A large part of the trend in bookstores to have bland, non-descript covers for fantasy books is because of the romantasy elements taking over the genre. Authors like Rebecca Yarros and Sarah J. Maas dominate the top of “fantasy” book-selling charts, but their books are glorified romance novels in a fantasy setting that delve into the realm of written pornography.
These authors capitalized off of a trend that’s been happening on Amazon for over a decade, bordering on the absurd, where fetish-themed books have taken over. A favorite in these genres is taking werewolves or vampires and turning them into sexy tropes with half-naked men on the cover for the authors to sell to a porn-addicted female audience.
For a long time, it seemed like men’s fiction simply disappeared while these took hold of genres, but over the last year, a category called Men’s Adventure Fiction” has been slowly replaced with AI art covers of half-naked women, often supernatural-themed like elves, demons, or witches, where the storylines are basically men’s harem romance where a male protagonist accumulates a subservient group of young girls to fornicate with.
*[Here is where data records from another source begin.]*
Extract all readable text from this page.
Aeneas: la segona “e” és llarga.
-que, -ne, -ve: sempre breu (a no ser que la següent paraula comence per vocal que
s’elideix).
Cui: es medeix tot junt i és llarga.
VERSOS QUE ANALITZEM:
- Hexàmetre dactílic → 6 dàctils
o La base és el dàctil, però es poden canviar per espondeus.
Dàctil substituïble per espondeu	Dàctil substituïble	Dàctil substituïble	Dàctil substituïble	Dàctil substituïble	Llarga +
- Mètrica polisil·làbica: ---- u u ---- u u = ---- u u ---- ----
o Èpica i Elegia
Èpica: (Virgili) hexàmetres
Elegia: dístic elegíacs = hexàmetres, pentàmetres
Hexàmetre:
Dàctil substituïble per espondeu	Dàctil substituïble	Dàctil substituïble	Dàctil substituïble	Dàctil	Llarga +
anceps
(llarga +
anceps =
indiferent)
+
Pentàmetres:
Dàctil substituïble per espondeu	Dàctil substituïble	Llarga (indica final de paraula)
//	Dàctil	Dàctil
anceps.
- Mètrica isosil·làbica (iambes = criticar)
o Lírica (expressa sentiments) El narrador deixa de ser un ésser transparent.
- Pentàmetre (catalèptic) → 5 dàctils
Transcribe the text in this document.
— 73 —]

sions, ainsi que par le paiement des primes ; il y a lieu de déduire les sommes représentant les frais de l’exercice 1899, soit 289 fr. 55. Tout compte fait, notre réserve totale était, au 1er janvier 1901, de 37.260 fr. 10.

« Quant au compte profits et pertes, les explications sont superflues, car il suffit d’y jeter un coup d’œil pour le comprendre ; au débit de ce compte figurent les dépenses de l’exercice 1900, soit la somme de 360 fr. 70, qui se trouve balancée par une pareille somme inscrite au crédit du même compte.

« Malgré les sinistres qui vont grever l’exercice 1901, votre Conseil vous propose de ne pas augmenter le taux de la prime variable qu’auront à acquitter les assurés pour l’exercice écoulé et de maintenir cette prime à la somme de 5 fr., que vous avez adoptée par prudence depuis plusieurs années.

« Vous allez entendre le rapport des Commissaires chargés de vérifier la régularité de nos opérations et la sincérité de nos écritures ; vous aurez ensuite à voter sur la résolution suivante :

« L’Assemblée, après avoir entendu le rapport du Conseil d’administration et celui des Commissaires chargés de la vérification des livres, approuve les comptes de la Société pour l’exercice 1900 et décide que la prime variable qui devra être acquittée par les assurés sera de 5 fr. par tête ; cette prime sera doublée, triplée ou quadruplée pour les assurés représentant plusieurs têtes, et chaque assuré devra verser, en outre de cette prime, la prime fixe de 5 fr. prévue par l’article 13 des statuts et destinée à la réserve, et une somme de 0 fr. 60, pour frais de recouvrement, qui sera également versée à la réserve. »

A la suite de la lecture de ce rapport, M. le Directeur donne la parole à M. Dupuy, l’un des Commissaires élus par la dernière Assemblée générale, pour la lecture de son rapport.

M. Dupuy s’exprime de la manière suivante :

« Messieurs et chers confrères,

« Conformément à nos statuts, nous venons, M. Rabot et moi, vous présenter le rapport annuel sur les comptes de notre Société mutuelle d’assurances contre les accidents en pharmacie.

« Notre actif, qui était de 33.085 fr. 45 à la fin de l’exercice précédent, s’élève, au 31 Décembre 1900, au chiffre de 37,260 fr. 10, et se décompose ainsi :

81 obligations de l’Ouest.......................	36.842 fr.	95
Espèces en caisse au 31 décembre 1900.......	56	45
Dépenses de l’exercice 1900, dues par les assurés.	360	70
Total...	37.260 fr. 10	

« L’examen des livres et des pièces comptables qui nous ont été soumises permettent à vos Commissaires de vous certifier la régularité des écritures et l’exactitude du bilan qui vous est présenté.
Looking at the Men’s Adventure Fiction category, nine of the top ten of these books are dominated by these types of storylines, including series like Trailer Park Elves, putting covers of tattoed elf women baring their midriffs in front of a trailer park, described as a “hilarious LitRPG” even though it’s pretty obvious what the content is inside.
Horns and Hugs is another one of these, and its genre is more obvious since the cover describes itself as “a yandere succubus romance for men.” All of the books by Logan Stone offer some variation on this theme, such as a vampire woman or a catgirl, with similar AI art used for the cover.
This is a disturbing trend as when one thinks of men’s adventure fiction, it harkens back to works like Louis L’amour, the famous Western writer, or Edgar Rice Burroughs, who wrote incredible science fiction and fantasy with John Carter and Tarzan. Unfortunately, it looks like the top sellers aren’t actually adventure fiction anymore.
A side-effect of this is that authors who actually write in the genre don’t get seen on the searches as easily. Robert Peecher is a modern Western writer who’s had success on Amazon, and these books flood the top of the charts, hurting the discoverability of the books that should be seen in the genre,
like his Blood On The Mountain.
Amazon never seems to do much about these out-of-genre books dominating charts as it’s occurred with romantasy taking over fantasy, as well as LitRPGs taking over a lot of the science fiction categories without much action being taken.
Peecher told Fandom Pulse, “I market both my westerns and my crime fiction under Men's Adventure Fiction, and it is a little jarring to look through the top 100 bestsellers of Men's Adventure Fiction and feel like I'm browsing the magazine racks in some kind of elvish porn store.”
He continued, “I don't begrudge other authors for marketing their books in a way that’s successful for them. But when I see ‘Trailer Park Elves’ and ‘Renegade Ravager’ alongside a James Patterson thriller or Kyla Stone post-apoc novel or one of my westerns, I can’t help but feel like someone’s novels are out of place.”
He concluded, “I’ve seen a lot of categories on Amazon taken over by misplaced books, and that’s always frustrating. It means I have to remove books that are rightfully in a category and find a new home for them because my books just don’t belong with a wall of AI-generated elves thrusting half-exposed breasts at the reader.”
As long as pornography is allowed to be a part of the ecosystem, it impacts not just the men’s adventure fiction genre but others as well. Amazon’s inability to do anything about it has long been a problem for the site, but now it’s bleeding over to men’s fiction as well.